Dès cinq heures, nous partons, le long de la mer, en voiture, pour atteindre en sept à huit heures Tripoli. Au passage, visite de la cathédrale des croisés, Notre-Dame de Tartous, où pria Joinville, et qui tombe en ruines au milieu des palmiers. Le pathétique de cet endroit, c’est qu’il fut l’un des derniers occupés par les chrétiens en Terre Sainte. Les Templiers, ayant à leur tête l’infortuné Jacques de Molay, durent quitter définitivement le château de Tartous en l’an 1301, et, l’année suivante, l’ile de Ruad.

Après une heure de trajet, arrêt à Amrit, où les deux Renan prirent leur fièvre néfaste, et visite sommaire des ruines phéniciennes. Ce sont trois groupes de pierres : la ville, le stade et le temple. Tout autour, une grande plaine et des marécages.
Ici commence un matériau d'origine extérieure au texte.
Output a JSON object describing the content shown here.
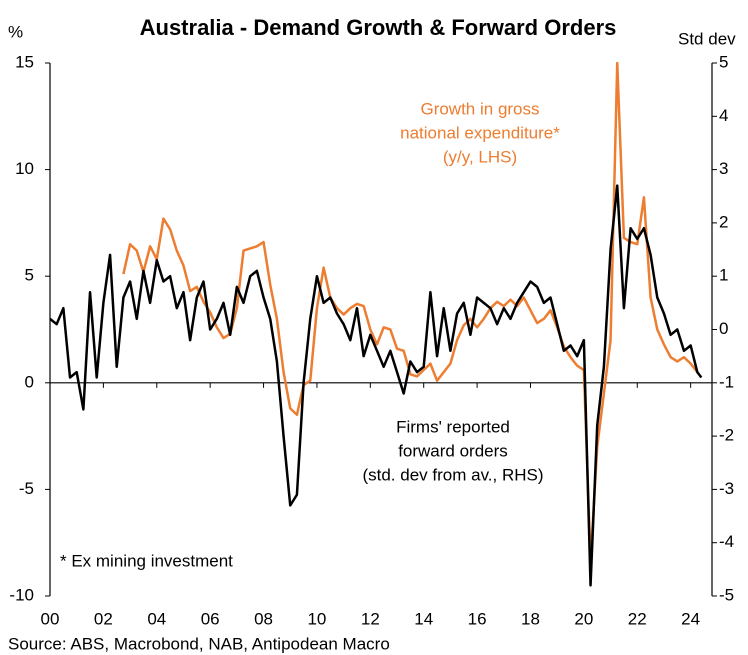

La montagne est couronnée de nuages ; quelques voiles sèment la mer, et, noyé dans la lumière du ciel, je crois voir étinceler le glaive qui frappa Henriette Renan. Au demeurant, un lieu terrible.

Je constate combien il est difficile de garder sa fraîcheur de curiosité. Je sommeille grossièrement et ne goûte plus que le plaisir d’être en voiture, et quelle voiture ! sur quelle piste ! avec l’obligation de mettre pied à terre à. chaque ruisseau, où nos véhicules enlizés ou culbutés menacent de se disloquer !

À partir du village de Mohadjerin, où nous déjeunons, la route s’améliore. Dormons !

Je me réveille aux approches de Tripoli, en entendant annoncer un couvent de derviches et un étang de poissons sacrés. Il y avait longtemps que je n’avais plus rencontré de belle singularité religieuse. Honneur à Derceto, que les Syriens nommaient Atargatis ! Gloire à la Dea Syria, à la grande Astarté, à la déesse poisson I

De vieux arbres épais ombragent des eaux limpides, où s’agitent des milliers de poissons argentés, abondamment nourris par la piété musulmane. Et j’accueille favorablement dans mon cœur cette pieuse pisciculture.

Vers trois heures, nous arrivons à Tripoli, dans un hôtel relativement propre, que tient un de nos compatriotes.